Thanks for the info. It is pretty much a no-man's land when you talk welding repairs on any aircraft part. OEM's give lots of info, but always go one step short of giving an A&P the explicit go-ahead to repair an exhaust or do a simple patch on a recip engine truss mount. For example, Cessna's Caravan 208 Series structural repair manual says what process to use on a truss mount, and some in depth information as to the materials and repair limits, but they leave it at that. Generally, you never see statements saying that a certain repair must be done by personnel qualified to a certain spec. Not very helpful. And an FAA inspector once outright told me that "the FAR's are written as vaguely as possible, so we can make them mean what we want them to mean in a court of law."
I had a semester of gas welding at Embry-Riddle, and a few days of TIG orientation, but the rest I've learned on my own after reading Richard Finch's books and making lots of scrap.
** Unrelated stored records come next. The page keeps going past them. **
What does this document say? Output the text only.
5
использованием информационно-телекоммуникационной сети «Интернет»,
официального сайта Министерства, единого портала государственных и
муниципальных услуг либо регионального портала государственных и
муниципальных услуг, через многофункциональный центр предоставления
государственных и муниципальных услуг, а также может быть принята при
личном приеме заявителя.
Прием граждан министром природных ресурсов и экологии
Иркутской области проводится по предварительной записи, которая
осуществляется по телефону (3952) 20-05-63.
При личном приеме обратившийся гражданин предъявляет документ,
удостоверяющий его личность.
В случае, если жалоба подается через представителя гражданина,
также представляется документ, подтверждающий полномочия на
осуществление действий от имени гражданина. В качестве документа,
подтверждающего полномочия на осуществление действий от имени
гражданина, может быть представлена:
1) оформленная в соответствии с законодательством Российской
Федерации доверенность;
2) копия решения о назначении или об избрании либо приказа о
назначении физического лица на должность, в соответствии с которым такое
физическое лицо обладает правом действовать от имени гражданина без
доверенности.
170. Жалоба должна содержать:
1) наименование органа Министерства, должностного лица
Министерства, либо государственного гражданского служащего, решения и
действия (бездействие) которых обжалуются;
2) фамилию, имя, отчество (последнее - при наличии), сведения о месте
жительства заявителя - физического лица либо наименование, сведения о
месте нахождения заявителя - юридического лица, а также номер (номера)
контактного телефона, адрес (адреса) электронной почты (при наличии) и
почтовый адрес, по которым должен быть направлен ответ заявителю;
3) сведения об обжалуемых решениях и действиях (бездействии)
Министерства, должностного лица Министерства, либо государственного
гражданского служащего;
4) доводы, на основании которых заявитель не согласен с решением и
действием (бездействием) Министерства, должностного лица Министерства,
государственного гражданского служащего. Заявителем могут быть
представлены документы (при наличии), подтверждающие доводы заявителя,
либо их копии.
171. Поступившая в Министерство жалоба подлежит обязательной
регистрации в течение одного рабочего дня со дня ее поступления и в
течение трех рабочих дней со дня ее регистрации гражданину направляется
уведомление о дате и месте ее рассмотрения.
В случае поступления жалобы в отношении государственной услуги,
I've done quite a bit of tooling fabrication around the shop as practice, and I'm happy to just mess with cars and do some metalshaping. I was mainly wondering about the feasibility of certification. Thanks for the input!
Dick basically if you have to make a move in the future having those skills could be an asset to land you the job. I work for a manufacture ....Some of the service centers around the airport still bring us stuff to do for them as "Favors".....but a lot of times they call me or one of my coworkers to handle it for them in their hanger for very nice $$$$. I just make sure their repair station docs are in order and get faxes in if need be.....but their inspectors buy it off and I walk away with some xtra spending money. But Lawrence is right on the money ...as far as the FAA is concerned any body can weld on whatever as long as it gets the stamp......scary scary scary.
My company spent a very large sum on my certs for D17.1....if someone truly has a need for the work to be done in their house they will spend the same on you to meet their needs. If you got a good sheet metal background as well I know a couple of places that would gladly like to see a resume. And both do quite a bit of welding in house with properly qualified procedures.
Best Regards
Tommy
I also work for a FAA repair station as a CWI/Powerplant license.We test our welders in house and send the test plates out to a AWS certified test facility for X-ray.They send back the X-ray (Accept or Reject),and we give the welders a in-house certification to weld.We develop our own welding procedures using actual aircraft parts (Embrear 145's).its pretty cut and dry just figure out your thickness range and base metal and practice till you can pass a plate test.
another aside.....if your going to do a (repair) on a non welded part make sure someone writes an EIAR with modification center certs in place.....that way your butt is covered and its on the inspector or engineering authority that wrote the EIAR. When I go in to do what they cannot do I make absolutely sure that they are buying off all liability.